Saturday, 8 October 2011

B6160 - Road from Richmond to Grassington

Day 1

Over the years I have developed a fondness for driving on challenging country roads - the type you need to really concentrate on or get killed.  Roads like the Llanberis Pass near Snowdon, the A537 Cat and Fiddle between Buxton and Macclesfield and the A814 from Tarbet to Helensburgh.  By God you need a stiff G&T at the end of these journeys.

Anyhow, I thought why not write up some of those road experiences.  So here goes - my new feature 'Life on Northern Roads'.

So we headed out of Richmond on the A6108 towards Grassington.  It's not often you see road signs warning you of learner tank drivers, but we were close to Catterick Garrison so it makes sense.  I always find it a bit spooky going past Ministry of Defense sites - maybe its all that high security fencing, military grey paint and the fact there is lots of live ammo behind those fences.  When we got to Leyburn, we picked up the A684 towards Hawes. 

I have to admit after many years of considering the speed limit as a suggestion from the Department of Transport, now I drive like a granny.  In part due to my ageing car (Lil' Princess - Nissan Almeria now 11 years old) and in part the fear of getting points on my licence. I have begun to be one of those people who drives at safe speeds especially on roads I don't know, whilst pissing off hundreds of motorists who now whizz past me.  So it was no surprise that I was soon overtaken by a red sports car and a bronze-green 70s classic car.  I don't notice or know car makes, just colours.  Despite my feminist inclinations I do correspond to the female stereotype where cars are concerned - ooh nice colour, it will go with my handbag.

I mentioned in Richmond that I had noticed lots of motorcyclists and it was on these roads I realised why they were in the Yorkshire Dales - the roads are just fab for them.  God knows how many of them passed me by during the weekend.

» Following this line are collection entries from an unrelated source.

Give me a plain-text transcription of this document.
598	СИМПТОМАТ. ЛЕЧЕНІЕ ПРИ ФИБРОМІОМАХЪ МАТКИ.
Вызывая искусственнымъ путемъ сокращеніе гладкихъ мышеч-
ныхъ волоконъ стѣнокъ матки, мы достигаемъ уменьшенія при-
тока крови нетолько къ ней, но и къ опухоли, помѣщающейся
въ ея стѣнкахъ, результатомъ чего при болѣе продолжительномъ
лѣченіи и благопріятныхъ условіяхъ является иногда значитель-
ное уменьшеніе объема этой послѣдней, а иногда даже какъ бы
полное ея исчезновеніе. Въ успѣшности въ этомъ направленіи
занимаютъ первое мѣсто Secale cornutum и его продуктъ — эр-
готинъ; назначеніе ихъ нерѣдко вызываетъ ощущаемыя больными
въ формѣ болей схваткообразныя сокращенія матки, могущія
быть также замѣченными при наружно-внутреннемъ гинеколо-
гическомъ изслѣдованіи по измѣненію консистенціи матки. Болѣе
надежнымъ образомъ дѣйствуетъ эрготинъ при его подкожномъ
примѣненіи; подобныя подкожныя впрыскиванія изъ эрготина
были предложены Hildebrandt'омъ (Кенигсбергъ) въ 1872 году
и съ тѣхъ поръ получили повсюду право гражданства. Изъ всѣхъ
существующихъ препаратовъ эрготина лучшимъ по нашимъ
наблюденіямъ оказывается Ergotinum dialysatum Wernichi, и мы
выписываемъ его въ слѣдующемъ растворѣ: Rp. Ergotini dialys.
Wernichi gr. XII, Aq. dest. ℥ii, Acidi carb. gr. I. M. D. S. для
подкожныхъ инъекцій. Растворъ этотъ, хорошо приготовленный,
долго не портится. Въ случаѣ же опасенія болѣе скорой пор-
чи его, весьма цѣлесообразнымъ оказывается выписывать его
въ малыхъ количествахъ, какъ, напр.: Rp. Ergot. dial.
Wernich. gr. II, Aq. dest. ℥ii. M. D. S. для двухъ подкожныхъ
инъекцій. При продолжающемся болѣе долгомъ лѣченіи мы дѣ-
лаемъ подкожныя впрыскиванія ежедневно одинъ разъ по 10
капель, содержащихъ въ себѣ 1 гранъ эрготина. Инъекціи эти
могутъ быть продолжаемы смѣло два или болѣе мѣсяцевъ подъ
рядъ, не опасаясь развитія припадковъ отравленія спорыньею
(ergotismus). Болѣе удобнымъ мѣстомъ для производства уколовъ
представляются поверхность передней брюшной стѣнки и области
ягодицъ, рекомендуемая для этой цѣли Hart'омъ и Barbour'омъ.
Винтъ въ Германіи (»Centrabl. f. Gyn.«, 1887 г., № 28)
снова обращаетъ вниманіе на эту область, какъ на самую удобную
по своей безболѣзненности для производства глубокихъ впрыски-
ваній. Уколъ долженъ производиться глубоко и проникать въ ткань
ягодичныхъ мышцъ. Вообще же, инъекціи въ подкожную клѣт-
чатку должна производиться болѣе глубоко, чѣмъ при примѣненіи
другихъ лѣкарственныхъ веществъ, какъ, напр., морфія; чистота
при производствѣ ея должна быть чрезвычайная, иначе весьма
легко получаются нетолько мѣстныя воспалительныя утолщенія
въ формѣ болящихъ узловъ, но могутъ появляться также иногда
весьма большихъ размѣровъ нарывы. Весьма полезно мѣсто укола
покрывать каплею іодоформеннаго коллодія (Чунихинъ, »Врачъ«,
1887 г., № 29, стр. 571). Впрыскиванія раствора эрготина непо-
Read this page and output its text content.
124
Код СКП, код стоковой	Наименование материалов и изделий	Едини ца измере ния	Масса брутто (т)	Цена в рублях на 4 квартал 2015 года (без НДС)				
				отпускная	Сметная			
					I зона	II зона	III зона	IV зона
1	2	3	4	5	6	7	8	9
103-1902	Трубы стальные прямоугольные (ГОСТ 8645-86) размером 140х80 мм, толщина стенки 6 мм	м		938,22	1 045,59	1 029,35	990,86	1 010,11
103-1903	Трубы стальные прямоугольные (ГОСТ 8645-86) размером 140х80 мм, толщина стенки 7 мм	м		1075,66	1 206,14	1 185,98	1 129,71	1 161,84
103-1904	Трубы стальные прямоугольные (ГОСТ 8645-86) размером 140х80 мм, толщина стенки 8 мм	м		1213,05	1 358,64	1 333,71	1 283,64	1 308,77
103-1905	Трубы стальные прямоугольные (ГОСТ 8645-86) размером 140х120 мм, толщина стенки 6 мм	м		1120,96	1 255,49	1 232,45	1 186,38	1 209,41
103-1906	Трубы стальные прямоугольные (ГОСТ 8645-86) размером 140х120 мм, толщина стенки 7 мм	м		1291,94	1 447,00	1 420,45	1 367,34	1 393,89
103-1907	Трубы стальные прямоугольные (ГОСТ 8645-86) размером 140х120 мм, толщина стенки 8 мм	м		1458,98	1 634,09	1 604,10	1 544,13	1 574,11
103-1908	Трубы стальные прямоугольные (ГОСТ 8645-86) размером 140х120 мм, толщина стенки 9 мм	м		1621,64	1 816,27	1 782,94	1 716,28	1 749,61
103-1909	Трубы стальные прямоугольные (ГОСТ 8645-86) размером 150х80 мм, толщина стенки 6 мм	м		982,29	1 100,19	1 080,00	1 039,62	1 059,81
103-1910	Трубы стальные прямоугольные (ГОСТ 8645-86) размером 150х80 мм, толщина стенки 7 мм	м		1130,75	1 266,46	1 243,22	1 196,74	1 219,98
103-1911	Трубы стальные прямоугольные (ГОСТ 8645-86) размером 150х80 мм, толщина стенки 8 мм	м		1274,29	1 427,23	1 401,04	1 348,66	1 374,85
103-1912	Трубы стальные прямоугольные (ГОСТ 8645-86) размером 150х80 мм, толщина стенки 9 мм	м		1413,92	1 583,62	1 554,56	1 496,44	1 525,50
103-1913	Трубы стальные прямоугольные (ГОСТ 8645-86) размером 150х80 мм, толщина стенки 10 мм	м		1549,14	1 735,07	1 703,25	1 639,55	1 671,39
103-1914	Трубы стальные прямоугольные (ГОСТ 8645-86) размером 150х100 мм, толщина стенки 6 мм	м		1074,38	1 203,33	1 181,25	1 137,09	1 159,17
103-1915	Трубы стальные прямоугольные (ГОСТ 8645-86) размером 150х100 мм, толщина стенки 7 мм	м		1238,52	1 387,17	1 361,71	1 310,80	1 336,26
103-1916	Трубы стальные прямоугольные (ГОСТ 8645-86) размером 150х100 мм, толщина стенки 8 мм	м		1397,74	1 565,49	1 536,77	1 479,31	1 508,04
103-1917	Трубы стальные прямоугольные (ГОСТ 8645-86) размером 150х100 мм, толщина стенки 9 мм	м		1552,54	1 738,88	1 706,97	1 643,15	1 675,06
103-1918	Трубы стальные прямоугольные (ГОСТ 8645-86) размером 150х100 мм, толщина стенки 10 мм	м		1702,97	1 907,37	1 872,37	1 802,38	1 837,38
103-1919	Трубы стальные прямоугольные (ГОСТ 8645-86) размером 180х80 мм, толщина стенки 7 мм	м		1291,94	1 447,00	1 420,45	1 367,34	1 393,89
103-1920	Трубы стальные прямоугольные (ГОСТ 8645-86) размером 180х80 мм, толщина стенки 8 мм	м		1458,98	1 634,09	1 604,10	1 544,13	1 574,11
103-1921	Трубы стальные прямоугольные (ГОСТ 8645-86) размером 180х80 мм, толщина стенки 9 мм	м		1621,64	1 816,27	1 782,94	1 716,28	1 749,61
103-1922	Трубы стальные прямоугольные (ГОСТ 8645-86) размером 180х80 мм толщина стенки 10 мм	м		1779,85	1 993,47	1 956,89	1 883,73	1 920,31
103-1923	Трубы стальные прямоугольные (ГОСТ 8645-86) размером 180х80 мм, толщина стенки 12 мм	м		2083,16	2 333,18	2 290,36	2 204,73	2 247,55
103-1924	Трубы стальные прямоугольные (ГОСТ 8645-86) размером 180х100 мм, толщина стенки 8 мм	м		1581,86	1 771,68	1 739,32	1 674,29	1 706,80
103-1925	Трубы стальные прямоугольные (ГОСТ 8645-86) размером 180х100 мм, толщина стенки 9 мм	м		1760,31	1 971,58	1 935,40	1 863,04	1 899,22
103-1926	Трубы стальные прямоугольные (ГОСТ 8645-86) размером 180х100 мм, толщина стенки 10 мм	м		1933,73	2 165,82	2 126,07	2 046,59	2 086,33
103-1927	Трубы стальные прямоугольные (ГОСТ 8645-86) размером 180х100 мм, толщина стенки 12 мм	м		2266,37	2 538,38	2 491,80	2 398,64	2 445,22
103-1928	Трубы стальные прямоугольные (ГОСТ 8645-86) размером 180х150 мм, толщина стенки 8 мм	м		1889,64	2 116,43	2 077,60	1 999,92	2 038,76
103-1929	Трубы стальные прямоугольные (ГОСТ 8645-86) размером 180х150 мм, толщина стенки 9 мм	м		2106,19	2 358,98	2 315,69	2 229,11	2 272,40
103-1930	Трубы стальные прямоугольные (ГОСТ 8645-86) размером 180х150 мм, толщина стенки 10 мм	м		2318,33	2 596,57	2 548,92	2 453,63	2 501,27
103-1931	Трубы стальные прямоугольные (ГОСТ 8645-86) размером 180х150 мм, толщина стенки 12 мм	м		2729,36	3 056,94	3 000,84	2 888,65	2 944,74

Anyhow back to road trip; we found our turning onto the B6160 and the first thing I noticed was a hedgehog squished on the road.  It turned out roadkill became an all too familiar feature on the B6160.  I swear over the 20 miles we travelled on this road we saw over 100 squished animals; hedgehogs, rabbits, squirrels, birds of prey, game birds, foxes and small creatures of indeterminate origin.  It did get to the stage where I began to get quite queasy at the sight of these flattened and bloodied creatures.  It was like watching a roadkill horror movie.  At one point I saw several pieces of fox strewn across a stretch of road - it was barfville.  However its brilliant if you are into eating roadkill, then it was like an amazing buffet.

Back to the road and I had a de ja vu moment looking in my rear mirror - the red sports car and a bronze-green 70s classic car were behind me again.  How I got ahead of them at my granny speed is a complete mystery to me, but sure enough, when the road allowed, they overtook and shot off into the distance.

I did notice on the journey there were lots of classic cars out on the road - really old ones that are used for weddings, phallic sports cars and those weird kit cars that look like they are made out of drain pipes.

The B6160 is quite a hilly road with quite steep hills, so you do need a powerful car to motor up them easily.  Lil' Princess doesn't exactly have the most powerful engine - 1398cc according to the manual.  So at times we did labour up the hills - pissing off the motorists behind us.  It's became quite a common theme during our road trip - pissing off the motorists behind us.

As it was a B road, the vast majority of the road was easily accessible for passing traffic.  It was only on the rare occasion that the centre markings disappeared and you had to be careful.  That was generally through the villages - Kettlewell, of Calendar Girls film fame, springs to mind.

This road takes you through the Yorkshire Dales and, as the weather was surprisingly good for October, the views were great.  There was some stony stuff jutting  out from the side of the hills (as you can guess I'm no geologist) near Grassington which looked impressive and the walkers underneath seem pretty amazed by it too.  This is the best thing about driving in the countryside - you get that fix of all things green and nature that you certainly don't get in the city.  There were tons of sheep everywhere grazing at time on the sides of very steep hills.  You have to be honest and say the next time you see these sheep they will be on your plate as roast, kebab or curry.  However you have to admit they did have a glorious start in life munching grass, overlooking wondrous Dales far from the madding crowds.

So after negotiating numerous hills and hundreds of gear changes we got to Grassington.  I have to admit I was a little frazzled by the end of the journey with having to concentrate carefully on the road, trying to avoid roadkill and having countless motorists and motorcyclists overtake me.  It's a good road to drive down, although you do need a strong stomach to cope with the gore of the roadkill.